Maintain Perspective As You Climb The Leadership Ladder

Many wrongly equate being senior with being a leader. The reality is that anyone at any level can be a leader, as all it requires is stepping forward and owning things when others step back.

However, even if you advance your career the right way, by stepping forward, as you climb the leadership ladder and reach new heights of seniority, a lack of constant acute focus about people that are not senior, can result in you not being such a great leader anymore. You can begin to forget what it’s like to not be in that senior position.

Why senior people lose perspective

When you’re in the early phases of your career, it’s easy to point the finger at senior people for all of your woes and ‘if only they would listen to you’, everything would be better. When those senior people make big decisions that affect yourself and colleagues, it hits hard as you see, up close and personal, the chaos it can result in. You see how it affects people’s emotions and personal situations – everything is so brutal and instant.

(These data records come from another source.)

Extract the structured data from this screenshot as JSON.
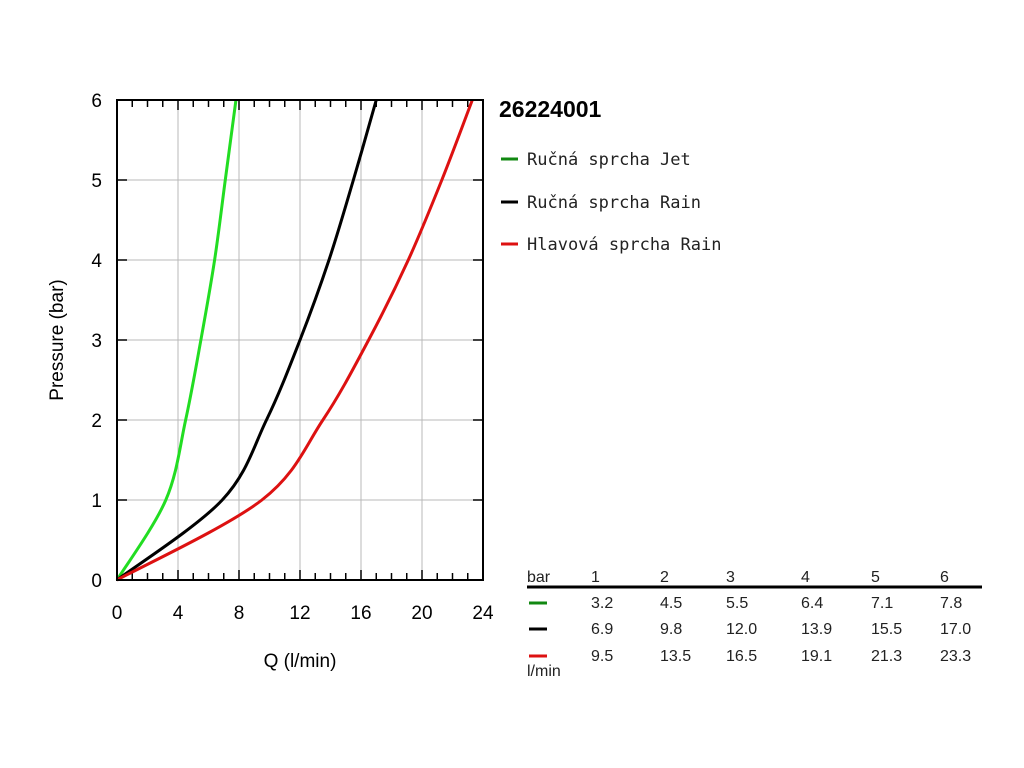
{
  "chart_data": {
    "type": "line",
    "title": "26224001",
    "xlabel": "Q (l/min)",
    "ylabel": "Pressure (bar)",
    "xlim": [
      0,
      24
    ],
    "ylim": [
      0,
      6
    ],
    "x_ticks": [
      "0",
      "4",
      "8",
      "12",
      "16",
      "20",
      "24"
    ],
    "y_ticks": [
      "0",
      "1",
      "2",
      "3",
      "4",
      "5",
      "6"
    ],
    "grid": true,
    "legend_position": "right",
    "series": [
      {
        "name": "Ručná sprcha Jet",
        "color": "#22dd22",
        "legend_color": "#118811",
        "points": [
          [
            0,
            0
          ],
          [
            3.2,
            1
          ],
          [
            4.5,
            2
          ],
          [
            5.5,
            3
          ],
          [
            6.4,
            4
          ],
          [
            7.1,
            5
          ],
          [
            7.8,
            6
          ]
        ]
      },
      {
        "name": "Ručná sprcha Rain",
        "color": "#000000",
        "legend_color": "#000000",
        "points": [
          [
            0,
            0
          ],
          [
            6.9,
            1
          ],
          [
            9.8,
            2
          ],
          [
            12.0,
            3
          ],
          [
            13.9,
            4
          ],
          [
            15.5,
            5
          ],
          [
            17.0,
            6
          ]
        ]
      },
      {
        "name": "Hlavová sprcha Rain",
        "color": "#dd1111",
        "legend_color": "#dd1111",
        "points": [
          [
            0,
            0
          ],
          [
            9.5,
            1
          ],
          [
            13.5,
            2
          ],
          [
            16.5,
            3
          ],
          [
            19.1,
            4
          ],
          [
            21.3,
            5
          ],
          [
            23.3,
            6
          ]
        ]
      }
    ],
    "table": {
      "header_label": "bar",
      "unit_label": "l/min",
      "pressures": [
        "1",
        "2",
        "3",
        "4",
        "5",
        "6"
      ],
      "rows": [
        {
          "color": "#118811",
          "values": [
            "3.2",
            "4.5",
            "5.5",
            "6.4",
            "7.1",
            "7.8"
          ]
        },
        {
          "color": "#000000",
          "values": [
            "6.9",
            "9.8",
            "12.0",
            "13.9",
            "15.5",
            "17.0"
          ]
        },
        {
          "color": "#dd1111",
          "values": [
            "9.5",
            "13.5",
            "16.5",
            "19.1",
            "21.3",
            "23.3"
          ]
        }
      ]
    }
  }
}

But, as you progress through seniority levels and become responsible for larger pieces of an organisation, you have to think and plan more strategically. The cold hard truth is that when you’re having to make strategic plans and lead, you can’t always choose a path that will leave everyone happy.

Sometimes, you have to make decisions that you sincerely believe are for the best, knowing that it will affect some good people in a negative way. This may sound callous but this is the job and its here where maintaining perspective can be lost by those in a position of power.

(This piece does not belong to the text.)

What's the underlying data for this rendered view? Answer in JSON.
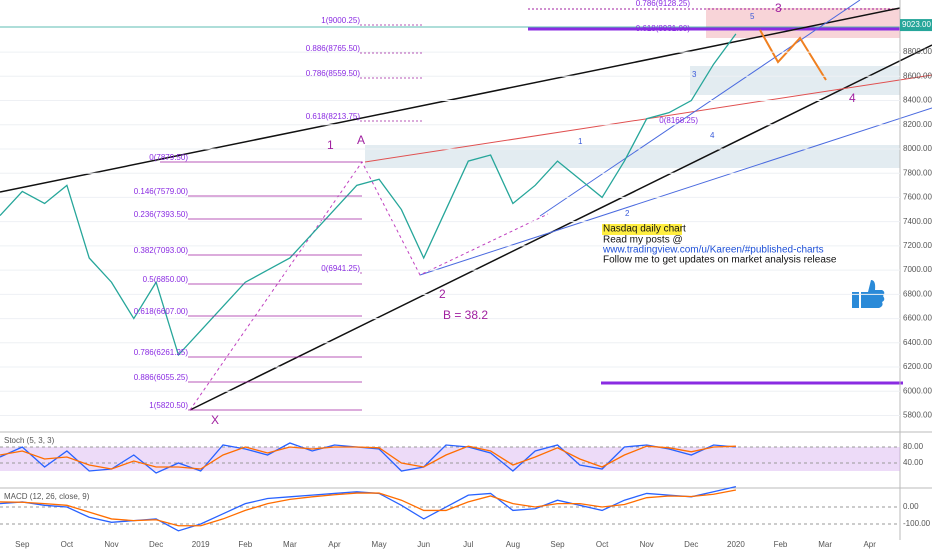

Senior leaders can easily lose their way too

Simply put, senior people can easily lose perspective of how their strategic decisions are affecting people. At best, they’ve spent so long being senior that they’ve become used to only dealing with spreadsheet numbers and forget they relate to people. Alternatively or in parallel, to make hard decisions easier to execute, they disassociate themselves with the affected people and only maintain focus on the long-term goals. At worst, they simply don’t care and believe people will just have to suck it up because that’s business. We won’t discuss these latter folks, they’re beyond the help of this article.

Isn’t being senior about making strategic decisions?

Yes, that’s a part of it but what we’re talking about here is being able to make these types of decisions while maintaining your perspective. To do so while truly understanding and facing into the impact it will have on people’s careers and lives, which I believe makes you not just senior but a good leader.

As is so often the case, most people in any position have good intentions and this is true for senior leaders that I’ve witnessed making big plans on spreadsheets of numbers that will affect people.

They’re typically incredibly busy and under enormous pressure, while trying to balance a large number of variables. Until you’ve been in this position, it’s hard to imagine it but this is where someone can either be a good or bad senior leader.

Being senior and a good leader

Often, the only difference between good and bad senior leaders is their ability to manage long-term strategic success while maintaining perspective and thus a positive connection to people, in a way that’s completely authentic and sincere.

To do this, they must be able to never lose sight of how their decisions will effect people and genuinely care about them.

Good senior leaders always to think about others and not just themselves

This doesn’t mean not making hard decisions or softening them because it may negatively affect people, but it does mean that they should take great care as to how decisions are communicated and reactions are absorbed.

It means that they should always be mindful that those spreadsheet numbers are people and not just a means to an end.

They should communicate the reasoning for any decisions as early and clearly as possible, as opposed to being light on detail and allowing people to fill in the gaps with their own speculation. They’ll spend the time to hold open listening groups and 1:1s to hear honest feedback and actually expose themselves directly to the consequences of their decisions, taking it on board, and adapting plans if possible.

A good senior leader will not allow themselves to be always locked away in senior meetings but will make time regularly to be with the people that do the work. They’ll see what they’re doing, hear how they’re feeling, directly address problems and build a reputation of someone that while senior, has never forgotten what it’s like to not be.

If a senior leader can maintain their perspective, empathy, humility and humbleness as they climb the ladder, if they can build this type of authentic connection with people, it makes their hard strategic decisions more palatable, as no one doubts how much they care or if their intentions are good.

Please, no matter how high you climb or how busy you are, stay focused and be this type of senior leader.